Au début des années 2000, David Simon a entamé une révolution discrète à la télévision américaine, qu’il avouait pourtant ne jamais regarder. Formé au journalisme d’investigation pur et dur dans la rédaction du quotidien Baltimore Sun, ce garçon bourru avait décidé quelques années auparavant de ne pas laisser l’adaptation de son livre d’enquête Homicide – A Year on the Killing Streets dans les mains de scénaristes sans expérience du terrain. Cela avait donné l’une des séries policières les plus estimables de la décennie, avant que la chaîne HBO ne l’accueille pour finalement mettre au monde The Wire, un chef-d’œuvre absolu en forme de radiographie fulgurante de l’Amérique des flics, des voyous, des écoles, des commissariats… et de tout ce qui ressemble de près ou de loin à une institution.
Depuis ce coup de semonce aussi important que les grands romans classiques critiquant l’American way of life, David Simon a définitivement abandonné sa carte de presse pour devenir l’un des auteurs de séries les plus respectés. Après Generation Kill (sur la guerre en Irak) et Treme (qui se déroulait dans les communautés musicales de La Nouvelle-Orléans après le passage de l’ouragan Katrina), The Deuce apparaît sans doute comme son projet le plus séduisant et accessible à un large public. La série, qui entame cette rentrée sa deuxième saison, raconte l’histoire mouvementée de la 42e Rue à New York dans les années 70, entre prostitution, funk et mafia. Les hôtels de passe ne sont pas loin, les néons cachent la misère. Partout où la loi n’est pas une valeur respectée, David Simon glisse son regard à la fois fasciné et désespéré, sans jamais détourner les yeux. C’est comme une seconde nature chez lui.
Deux frères jumeaux, l’un petite frappe incontrôlable, l’autre gérant d’établissements de nuit – interprétés tous les deux par James Franco – se retrouvent embarqués plus ou moins malgré eux dans des malversations qui les dépassent. À travers eux, la série arpente le monde de la nuit et des bars gay, loin des sirènes mainstream, là où se jouent des luttes politiques invisibles à l’œil nu. Ces personnages sont d’abord les victimes d’une structure – en l’occurrence, le crime organisé – qui les étouffe et les transforme peu à peu. Le pessimisme de Simon s’incarne à travers eux, mais le tissu narratif qu’il tricote avec les écrivains de polars George Pelecanos et Richard Price ne s’arrête pas là. Au contraire, il s’étend presque à perte de vue, comme dans toutes ses séries. Une autre vision du monde embrase The Deuce. Elle se prénomme Candy, une prostituée sans souteneur qui tient à son indépendance. Ce qui n’a rien d’évident dans un univers si incertain et dangereux.
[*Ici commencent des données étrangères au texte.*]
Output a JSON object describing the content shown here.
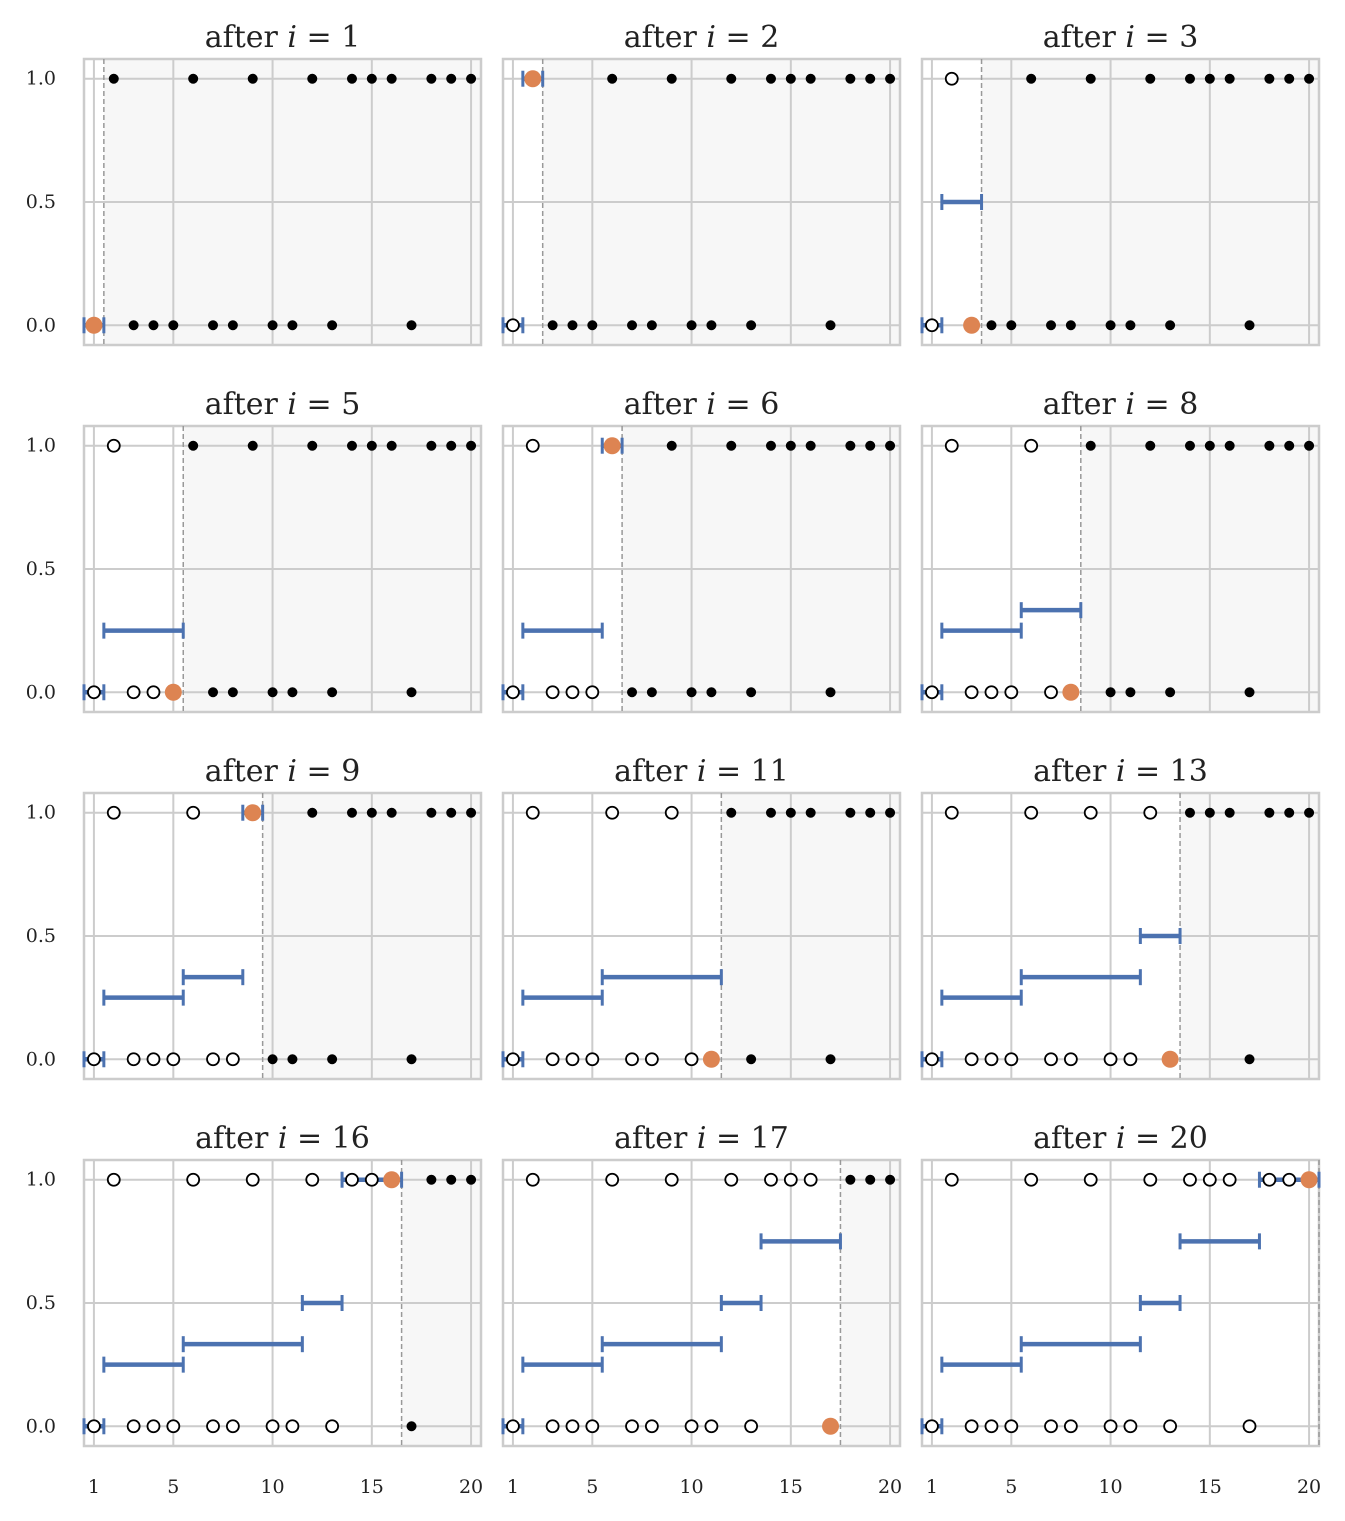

De manière assez subtile, la série montre comment cette femme, bientôt quadragénaire et mère d’un enfant, réfléchit en temps réel à sa propre libération, en se glissant dans le monde des films pornos. D’abord comédienne, Candy devient productrice et même réalisatrice, ce qui donne lieu à des scènes rarement vues. Le plateau de cinéma, souvent mis en scène comme un espace de désir, devient alors clairement un lieu de pouvoir et de luttes où se jouent l’avenir des représentations. Maggie Gyllenhaal trouve ici le rôle de sa carrière, qu’elle incarne avec mélancolie et intensité. Après les ennuis de James Franco (l’acteur a été maintenu in extremis après des accusations d’agressions sexuelles), la deuxième saison offre à sa partenaire une place majeure. Et nous voici désormais plongés dans le New York de 1978, au moment où se croisent le punk, le disco et l’âge d’or du porno.
The Deuce, saison 2. Disponible sur OCS City.